Wenigstens deutsches Mittelmaß

■ Die Fans feierten Werders Wiederauferstehung beim 2:1 gegen Leverkusen wie eine deutsche Meisterschaft Von Gastautor Walter Langlott

Geschafft! Endlich gewonnen! Der erste Heimsieg ist da. Die Kellerkinder des SV Werder gewannen das Heimspiel gegen die Pillen-Millionarios aus Leverkusen am Samstag verdient mit 2:1. Und dürfen nun davon träumen, im nächsten Jahr doch wieder nach München und Dortmund fahren zu können und nicht nach Meppen und Zwickau.

„Steht auf, wenn ihr Bremer seid“, hatten die Fans in der Ostkurve ihren Lieblingen für dieses Schicksalsspiel mit auf den Rasen gegeben. Und der SV Werder stand auf.

Zunächst mit wackligen Beinen zwar, aber mit zunehmender Dauer der Spielzeit immer entschlossener. Selbst Spieler, die in den letzten Wochen anscheinend vergessen hatten, daß Fußball ein Laufspiel ist, arbeiteten mit selten gesehenem Einsatz. Selbst Bruno Labbadia entdeckte im Eifer des Gefechts seinen Torriecher wieder und zeigte, warum ihn Werder einst verpflichtet hatte.

Auch wenn viel Glück im Spiel war und spielerischer Glanz fehlte: Die Mannschaft von Werders Aushilfstrainer Sidka hat erkannt, daß der Wille nicht nur Zwerge, sondern auch Berge versetzen kann.

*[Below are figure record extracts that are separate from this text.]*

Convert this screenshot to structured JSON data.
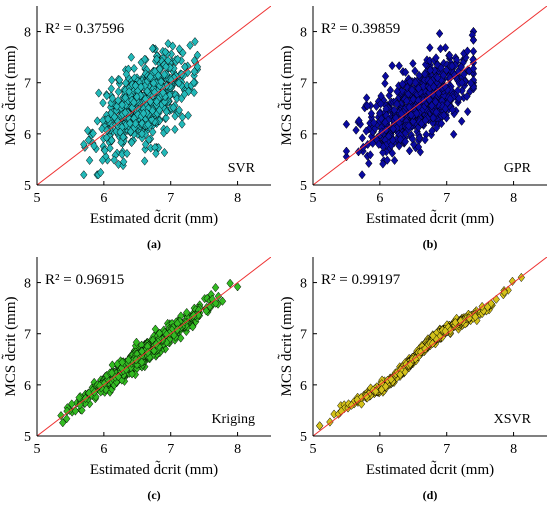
{
  "chart_data": [
    {
      "type": "scatter",
      "panel_label": "(a)",
      "model_label": "SVR",
      "r2_label": "R² = 0.37596",
      "r2_value": 0.37596,
      "xlabel": "Estimated d̃crit (mm)",
      "ylabel": "MCS d̃crit (mm)",
      "xlim": [
        5,
        8.5
      ],
      "ylim": [
        5,
        8.5
      ],
      "xticks": [
        "5",
        "6",
        "7",
        "8"
      ],
      "yticks": [
        "5",
        "6",
        "7",
        "8"
      ],
      "reference_line": "y = x",
      "marker_color": "#22b8b8",
      "line_color": "#ee3333",
      "distribution": {
        "kind": "cloud",
        "x_mean": 6.6,
        "x_sd": 0.35,
        "slope": 0.75,
        "noise_sd": 0.38,
        "x_range": [
          5.7,
          7.4
        ],
        "y_range": [
          5.2,
          8.0
        ]
      }
    },
    {
      "type": "scatter",
      "panel_label": "(b)",
      "model_label": "GPR",
      "r2_label": "R² = 0.39859",
      "r2_value": 0.39859,
      "xlabel": "Estimated d̃crit (mm)",
      "ylabel": "MCS d̃crit (mm)",
      "xlim": [
        5,
        8.5
      ],
      "ylim": [
        5,
        8.5
      ],
      "xticks": [
        "5",
        "6",
        "7",
        "8"
      ],
      "yticks": [
        "5",
        "6",
        "7",
        "8"
      ],
      "reference_line": "y = x",
      "marker_color": "#0a0aa0",
      "line_color": "#ee3333",
      "distribution": {
        "kind": "cloud",
        "x_mean": 6.6,
        "x_sd": 0.4,
        "slope": 0.78,
        "noise_sd": 0.38,
        "x_range": [
          5.5,
          7.4
        ],
        "y_range": [
          5.2,
          8.0
        ]
      }
    },
    {
      "type": "scatter",
      "panel_label": "(c)",
      "model_label": "Kriging",
      "r2_label": "R² = 0.96915",
      "r2_value": 0.96915,
      "xlabel": "Estimated d̃crit (mm)",
      "ylabel": "MCS d̃crit (mm)",
      "xlim": [
        5,
        8.5
      ],
      "ylim": [
        5,
        8.5
      ],
      "xticks": [
        "5",
        "6",
        "7",
        "8"
      ],
      "yticks": [
        "5",
        "6",
        "7",
        "8"
      ],
      "reference_line": "y = x",
      "marker_color": "#33bb22",
      "line_color": "#ee3333",
      "distribution": {
        "kind": "band",
        "x_mean": 6.6,
        "x_sd": 0.45,
        "slope": 1.0,
        "noise_sd": 0.1,
        "x_range": [
          5.2,
          8.0
        ],
        "y_range": [
          5.2,
          8.1
        ]
      }
    },
    {
      "type": "scatter",
      "panel_label": "(d)",
      "model_label": "XSVR",
      "r2_label": "R² = 0.99197",
      "r2_value": 0.99197,
      "xlabel": "Estimated d̃crit (mm)",
      "ylabel": "MCS d̃crit (mm)",
      "xlim": [
        5,
        8.5
      ],
      "ylim": [
        5,
        8.5
      ],
      "xticks": [
        "5",
        "6",
        "7",
        "8"
      ],
      "yticks": [
        "5",
        "6",
        "7",
        "8"
      ],
      "reference_line": "y = x",
      "marker_color": "#d4c21a",
      "line_color": "#ee3333",
      "distribution": {
        "kind": "wavy",
        "x_mean": 6.6,
        "x_sd": 0.5,
        "slope": 1.0,
        "noise_sd": 0.04,
        "x_range": [
          5.1,
          8.2
        ],
        "y_range": [
          5.2,
          8.1
        ]
      }
    }
  ]
}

Es ist schon erstaunlich: kaum ist Dixie Dörner weg, ist der alte Siegeswille wieder da. Auf dem rasen und erst recht auf den Rängen. Nach dem Treffen der Vereinsspitze mit den Werder-Fan-Clubs am letzten Dienstag war wieder Unterstützung in schwerer Zeit angesagt. „Jetzt erst recht – come on you boys in green“– war auf einem Spruchband zu lesen. Die Ostkurve hatte sich extra in grün-weiße Streifen gehüllt und machte sich und der Mannschaft Mut: „Marmor, Stein und Eisen bricht, aber Werder Bremen nicht.“

Gebrochen hat an diesem Tage nur Arie van Lent, nämlich Blut. Er mußte mit einem Bluterguß in der Lunge verletzt ausscheiden. Wolfgang Sidka brachte für ihn seinen Jocker Bruno Labbadia und bewies damit ein glückliches Händchen. Auch sonst machte seine platte Truppe einen recht fitten Eindruck.

Noch einen Tag vor dem Spiel hatte er „Standardsituationen“und ungewöhnliche Freistoßvarianten üben lassen. Das sollte sich auszahlen. Sowohl das 1:0 duch Labbadia als auch das entscheidende 2:1 durch Marco Bode fielen nach solchen Standartsituationen.

Lag es also doch am Trainer, daß Werder so sang- und klanglos im Tabellenkeller verschwunden ist? Ist der Aushilfscoach Wolfgang Sidka mit seinen deutschen Tugenden vielleicht sogar genau der richtige Mann auf der bank? Gibt es an der Weser gar nach Stuttgart einen zweiten Jogi-Löw-Effekt?

Unwahrscheinlich ist das nicht. Das Prääsidium hat sich bislang nur Körbe eingehandelt bei der Trainer-Suche. Von den Promis will offenbar niemand bei Werder Trainer sein. Und wer es dennoch will, den will Werder nicht. Davon könnte Sidka profitieren. Noch ein oder zwei Siege in Folge, und es sieht gut aus für ihn.

Sollte dem so sein, so brechen schwere Zeiten an für die Genußfreudigen unter den Werder-Profis. Denn ab sofort sind Coca Cola, Kaffee und Zigaretten nach dem Training tabu. Werder-Profis sagen künftig ja zu deutschem Wasser! Harald Schmidt wird stolz auf sie sein.

Willi Lemke ist es schon. So aufgekratzt und entspannt hat man „Rumpelstilzchen“selten gesehen. Außer sich vor Freude sprang der eher spröde Manager vor der Ostkurve auf und ab und dankte den Fans für die Hilfe. „Sie wollen, daß wir aus dem Dreck da unten herauskommen“, meinte er anerkennend. Mit dem „Dreck“war wohl die Nachbarschaft zu Hertha, Bochum und dem Hamburger Sport Verein gemeint.

Das neugewonnene grün-weiße Selbstbewußtsein wird ab heute allerdings einer echten Prüfung unterzogen: Denn Werder geht wieder mal auf „Goodwill-Tour“durch Neufünfland, Dixie Dörners Heimat.